Artificial Intelligence has entered a new era where language alone is no longer enough. Multimodal LLMs (large language models) are setting the pace for this shift, enabling AI systems to understand and respond to a wide range of human inputs, including text, speech, images, and even video. According to the Gartner, 2024 Hype Cycle for Generative AI, Multimodal GenAI, and open-source LLMs are two transformative technologies with the potential to deliver substantial competitive advantage.
These models are already transforming customer experience (CX), enabling AI agents to process voice input, trigger an SMS, analyze uploaded images, and resolve issues—seamlessly.
In this article, we’ll explain multimodal large language models (MLLMs), how they work, what distinguishes them from traditional LLMs, and how Quiq helps businesses orchestrate them into powerful, real-world customer experiences.
Multimodal CX vs. Multimodal LLMs
While the terms ‘multimodal’ and ‘multichannel’ are often used interchangeably, it’s important to understand their distinctions, especially in CX. A multimodal LLM can natively process different input types (text, images, speech, video). A multimodal CX experience, however, may involve multiple communication channels—such as voice and digital messaging—being used at once. Quiq brings these together, letting users speak on the phone while texting images, with AI understanding and unifying all the inputs in real time, just like a human agent would.
What is a Multimodal LLM?
A multimodal large language model (MLLM) is an AI model that processes diverse types of data, not just written text but also images, speech, and videos. Unlike traditional LLMs that rely solely on language, these models ‘see’ and ‘hear’ to better understand complex contexts. A large language model becomes a tool that can process textual data alongside image or video content to grasp meaning more holistically.
Industry analysts recognize the impact of this shift. Forrester Research identifies multimodal AI as a key trend reshaping automation, particularly in customer experience, where enterprises must meet users across diverse channels and content formats.
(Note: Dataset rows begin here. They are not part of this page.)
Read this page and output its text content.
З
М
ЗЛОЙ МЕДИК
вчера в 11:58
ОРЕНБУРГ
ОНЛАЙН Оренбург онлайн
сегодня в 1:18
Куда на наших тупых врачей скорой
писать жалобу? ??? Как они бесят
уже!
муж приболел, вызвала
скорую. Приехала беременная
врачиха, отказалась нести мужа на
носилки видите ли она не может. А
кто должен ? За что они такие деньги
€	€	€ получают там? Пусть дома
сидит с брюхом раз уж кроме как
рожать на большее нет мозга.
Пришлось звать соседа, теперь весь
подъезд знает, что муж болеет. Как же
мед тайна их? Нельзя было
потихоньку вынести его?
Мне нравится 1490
Consider an AI-powered customer support agent. A user might describe an issue verbally, send a photo of the product, or even provide a short video. A multimodal LLM integrates all this input to generate intelligent, human-like responses.
This distinction is crucial in CX. A customer might speak to an agent on the phone while simultaneously texting images. The AI interprets both, delivering a coherent experience as a live agent would.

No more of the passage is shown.